Bud burst is a behavior only partly mediated by genes. Plants are responding to cold temperatures in the winter (twigs need to be exposed to X number of weeks of sub-freezing temperatures – typically 6-8 for species in the northeast – before they can be forced to burst open). By experimenting with forcing twigs we can start to tease out what specific external cues a tree is responding to in its environment.
Each step of our process above has variables that we can manipulate to test the relative importance in determining leaf out timing. Here are some modifications you can make to upgrade your leaf out observations into a full-blown experiment:
- Species: Try a bunch of different species to see which ones leaf out first. You can then start to piece together patterns: which groups leaf out earlier – conifers/broad-leaf trees, understory/overstory species, thick twigs/thin twigs, ring-porous/diffuse-porous species, determinate/indeterminate growth, etc.
- Sunlight: Does exposing a twig to sunlight affect when/if it leafs out?

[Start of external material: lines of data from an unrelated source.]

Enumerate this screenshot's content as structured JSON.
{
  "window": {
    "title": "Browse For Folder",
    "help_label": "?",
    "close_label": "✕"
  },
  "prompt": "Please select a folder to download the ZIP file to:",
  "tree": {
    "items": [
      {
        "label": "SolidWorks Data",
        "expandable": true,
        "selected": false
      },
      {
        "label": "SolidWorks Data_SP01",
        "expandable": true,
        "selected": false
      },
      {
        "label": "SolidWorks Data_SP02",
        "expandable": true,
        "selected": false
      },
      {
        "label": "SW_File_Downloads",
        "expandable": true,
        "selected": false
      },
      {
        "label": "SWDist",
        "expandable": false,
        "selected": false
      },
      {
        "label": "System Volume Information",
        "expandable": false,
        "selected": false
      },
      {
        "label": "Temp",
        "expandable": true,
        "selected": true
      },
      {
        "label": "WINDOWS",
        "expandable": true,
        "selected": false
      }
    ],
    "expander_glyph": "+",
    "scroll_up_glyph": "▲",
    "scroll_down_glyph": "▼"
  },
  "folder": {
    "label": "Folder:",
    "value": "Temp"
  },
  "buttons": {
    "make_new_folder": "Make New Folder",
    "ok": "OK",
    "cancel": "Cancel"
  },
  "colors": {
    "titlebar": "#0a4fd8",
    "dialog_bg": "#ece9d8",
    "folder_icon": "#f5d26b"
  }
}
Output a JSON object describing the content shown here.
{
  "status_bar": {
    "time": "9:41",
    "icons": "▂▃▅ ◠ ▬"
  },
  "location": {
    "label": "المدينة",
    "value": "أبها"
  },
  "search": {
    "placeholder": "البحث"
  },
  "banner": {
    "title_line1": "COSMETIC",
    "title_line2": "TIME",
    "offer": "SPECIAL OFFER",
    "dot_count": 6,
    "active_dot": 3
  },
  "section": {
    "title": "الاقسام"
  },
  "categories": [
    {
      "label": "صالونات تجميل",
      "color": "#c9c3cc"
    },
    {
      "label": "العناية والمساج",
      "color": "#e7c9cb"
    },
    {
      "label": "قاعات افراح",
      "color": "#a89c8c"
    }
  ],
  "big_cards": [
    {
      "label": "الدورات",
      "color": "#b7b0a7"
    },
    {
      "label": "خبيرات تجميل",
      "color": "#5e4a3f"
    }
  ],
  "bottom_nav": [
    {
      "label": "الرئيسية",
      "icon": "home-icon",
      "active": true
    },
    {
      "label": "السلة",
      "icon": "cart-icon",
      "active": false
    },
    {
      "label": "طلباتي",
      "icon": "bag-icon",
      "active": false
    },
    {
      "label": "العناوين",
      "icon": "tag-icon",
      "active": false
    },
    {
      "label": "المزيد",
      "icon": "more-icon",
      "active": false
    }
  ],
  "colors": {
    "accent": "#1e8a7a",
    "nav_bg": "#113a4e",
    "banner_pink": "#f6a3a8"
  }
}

- Temperature: Put some twigs outside your door or in the refrigerator and some next to your thermostat, just don’t let the water freeze.
- Water: Sap flow draws sugar and minerals up the trunk to the buds. Try putting sugar water in one, tums in another, or anything else you want.
- Oxygen: Plants need oxygen to fuel the early growth of their leaves (check the image below), so try putting your twigs/cup setup in a bag to limit the oxygen supply
And you can probably think of another 5 variables to tweak. Once you start to find differences in leaf out times then you can start to answer the really interesting question: why?
Good luck, and let me know how it goes!